As far as wheat exports go, Russia punches above its weight, for while it only produces 10% of the world’s wheat, it contributes 17% of global wheat trade. Ukraine is similar; it grows only 4% of the world’s wheat (compared to the EU/UK at 20%) but exports 12%. So, between Russia and Ukraine, they supply 29% of the world’s wheat, which is why, together with the disruption of oil supplies, any threat of conflict or blockade in the Black Sea causes such volatility in world markets.
Those still prepared to offer marine insurance cover are still building in hefty “weapons grade” premiums for any Black Sea shipping business. Alongside this, but for other reasons, some record massive futures positions have been created, as for now this volatility has seemed never ending.
French MATIF wheat futures have hedge funds long of 116,000 contracts, whereas Chicago has funds short of 30,000 wheat contracts! If you add in 30-year high inflation in the USA and Europe, you have a heady cocktail of risks being run by these hedge funds. This is unprecedented and can only add to volatility of commodity prices.
The February USDA report was considered to be the most out of touch with reality that has been seen in the past 50 years. That is saying something, as they have had some very unrealistic efforts during that time. They seem to have completely ignored local agencies in South America that strongly suggest that the USDA production and export forecasts for maize and soya are 20 to 30 million tonnes too high. So, while world wheat has dropped in value, maize and soya have held their values and even increased.
In the UK we are, as I like to say, over halfway through the first half, of the second half of the 2021/22 trading season. So, if you still need to sell for cash flow or space by the end of March or first half of April, the clock is ticking and you need to get on with it.
Given that the wheat market peaked in the middle of November 2021, it has taken a long time to drift down slowly and, with spikes, has given lots of opportunities to improve your average selling price. Like some of my CMG pools, even if the remainder were sold at spot values, the average price would probably still be higher than achieved so far.
The last quarter of the second half (April to July) offers many possibilities for yet more volatility and price increases. Ethanol production in the UK has been disappointing so far. It was expected that both plants would have been operational from the beginning of this year, but only one has and it has been using maize as well as wheat. The other does not intend to start producing until March and will use wheat. So the demand in the UK balance sheet for wheat used in ethanol production has been reduced from1.3 million tonnes to 809,000 tonnes. Despite this, when you factor in known exports to date, the UK has no wheat surplus at the end of June!
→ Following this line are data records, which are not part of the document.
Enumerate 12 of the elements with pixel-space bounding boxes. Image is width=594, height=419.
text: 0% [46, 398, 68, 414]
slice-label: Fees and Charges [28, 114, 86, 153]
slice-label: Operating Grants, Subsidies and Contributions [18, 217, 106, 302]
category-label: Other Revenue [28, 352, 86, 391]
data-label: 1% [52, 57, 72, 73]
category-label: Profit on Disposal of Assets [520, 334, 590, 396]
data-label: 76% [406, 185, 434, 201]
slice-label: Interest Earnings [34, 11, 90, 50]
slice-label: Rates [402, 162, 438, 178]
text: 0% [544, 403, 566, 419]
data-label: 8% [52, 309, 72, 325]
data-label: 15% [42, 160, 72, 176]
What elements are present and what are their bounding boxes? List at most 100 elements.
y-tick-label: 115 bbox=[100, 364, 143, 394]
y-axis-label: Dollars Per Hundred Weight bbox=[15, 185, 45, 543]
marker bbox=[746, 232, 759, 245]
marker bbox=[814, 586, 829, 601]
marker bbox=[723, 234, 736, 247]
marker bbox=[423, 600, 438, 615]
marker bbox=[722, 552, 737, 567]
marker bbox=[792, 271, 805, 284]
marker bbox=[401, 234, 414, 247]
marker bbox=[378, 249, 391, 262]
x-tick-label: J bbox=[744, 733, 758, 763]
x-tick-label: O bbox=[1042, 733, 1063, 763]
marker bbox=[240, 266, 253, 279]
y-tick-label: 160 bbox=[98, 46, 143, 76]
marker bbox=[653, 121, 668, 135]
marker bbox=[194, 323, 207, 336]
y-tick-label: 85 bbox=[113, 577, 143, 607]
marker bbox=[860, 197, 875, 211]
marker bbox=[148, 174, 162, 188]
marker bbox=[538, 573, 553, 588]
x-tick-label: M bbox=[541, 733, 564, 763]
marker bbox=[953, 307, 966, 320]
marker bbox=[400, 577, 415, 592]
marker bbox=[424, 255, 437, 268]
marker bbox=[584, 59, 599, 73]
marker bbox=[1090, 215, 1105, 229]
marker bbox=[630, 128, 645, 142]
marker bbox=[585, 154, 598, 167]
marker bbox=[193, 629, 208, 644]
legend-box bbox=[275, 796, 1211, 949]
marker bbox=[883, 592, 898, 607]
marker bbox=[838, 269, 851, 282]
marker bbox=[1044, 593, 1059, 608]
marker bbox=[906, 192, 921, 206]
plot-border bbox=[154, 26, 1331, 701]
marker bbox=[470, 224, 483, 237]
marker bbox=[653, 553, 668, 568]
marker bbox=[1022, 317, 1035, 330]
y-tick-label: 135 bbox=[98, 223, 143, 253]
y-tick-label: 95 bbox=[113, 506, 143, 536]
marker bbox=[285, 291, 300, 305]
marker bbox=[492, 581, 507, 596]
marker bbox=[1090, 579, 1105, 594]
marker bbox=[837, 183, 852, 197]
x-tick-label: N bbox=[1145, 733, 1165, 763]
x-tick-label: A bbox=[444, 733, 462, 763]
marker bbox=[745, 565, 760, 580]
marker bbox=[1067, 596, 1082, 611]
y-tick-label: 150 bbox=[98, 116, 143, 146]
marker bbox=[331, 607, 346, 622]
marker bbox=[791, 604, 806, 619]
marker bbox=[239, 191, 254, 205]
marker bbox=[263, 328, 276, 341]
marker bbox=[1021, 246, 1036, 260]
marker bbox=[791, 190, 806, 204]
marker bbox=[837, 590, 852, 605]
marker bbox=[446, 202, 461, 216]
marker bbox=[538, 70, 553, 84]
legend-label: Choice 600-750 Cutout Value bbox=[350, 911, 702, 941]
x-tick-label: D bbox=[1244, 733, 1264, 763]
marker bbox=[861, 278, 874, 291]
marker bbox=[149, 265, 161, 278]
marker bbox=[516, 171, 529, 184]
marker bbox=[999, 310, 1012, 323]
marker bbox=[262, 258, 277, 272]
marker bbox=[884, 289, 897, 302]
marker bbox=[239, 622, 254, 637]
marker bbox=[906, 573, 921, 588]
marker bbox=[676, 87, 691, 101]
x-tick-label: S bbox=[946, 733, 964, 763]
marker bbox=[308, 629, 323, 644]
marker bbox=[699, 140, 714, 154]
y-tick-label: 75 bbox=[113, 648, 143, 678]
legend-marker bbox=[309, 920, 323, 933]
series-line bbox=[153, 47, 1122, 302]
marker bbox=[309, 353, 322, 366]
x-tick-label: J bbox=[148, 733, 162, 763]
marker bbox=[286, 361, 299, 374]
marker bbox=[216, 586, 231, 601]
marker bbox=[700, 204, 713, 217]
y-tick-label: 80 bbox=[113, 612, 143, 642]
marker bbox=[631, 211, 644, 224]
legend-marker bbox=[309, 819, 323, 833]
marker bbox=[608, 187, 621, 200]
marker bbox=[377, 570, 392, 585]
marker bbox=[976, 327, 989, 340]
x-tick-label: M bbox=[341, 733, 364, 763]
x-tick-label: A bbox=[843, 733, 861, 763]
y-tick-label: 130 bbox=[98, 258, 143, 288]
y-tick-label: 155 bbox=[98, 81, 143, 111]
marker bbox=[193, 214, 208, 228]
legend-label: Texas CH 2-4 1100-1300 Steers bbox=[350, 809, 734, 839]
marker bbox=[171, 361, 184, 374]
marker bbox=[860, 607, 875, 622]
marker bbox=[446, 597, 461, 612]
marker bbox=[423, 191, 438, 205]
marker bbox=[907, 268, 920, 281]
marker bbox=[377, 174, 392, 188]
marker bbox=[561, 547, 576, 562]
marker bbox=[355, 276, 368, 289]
As last year, the key test will come when all of the futures stores have been cleared of wheat at the end of May. It will then be a question of what’s left on farms or in end users’ stores to see us through until new crop is available. Last year the expected wheat stock was not there, and neither was the barley, so every ounce was used up, while eager buyers clamoured for the first cargos of French wheat and barley.
No one knows how much wheat has been imported into the UK so far. We know the expected milling must have come in as we didn’t have the quality, but the amount of feed is anyone’s guess. What we do know is that the imported price of wheat and maize are much higher than whatever our ex-farm prices are.
As I have said before, the biggest disappearing trick of all time is UK barley. Feed barley seems not to be there. Old crop malting barley demand has collapsed, so some of that is being flushed out, but where is the half million tonne surplus? Surely it cannot all have been fed on farm?
Until we have a “weather story” on new crop wheat and barley, I’m reluctant to start selling forward, when the differential between old and new crop is so high. Also, what “weather story” there is so far is not good. There are soil moisture deficits and unseasonably high temperatures in the North American Hard Red Winter wheat belt, the Balkans, Black Sea, Russia, Ukraine, Africa and the middle East, and Spain is more or less in drought.
Last but not least, The Russian parliament has placed a document in front of President Putin, requesting that that he officially recognises the Ukrainian regions of Donbas and Luhansk as being Russian. Russia has now made its first move and the markets hold their breath.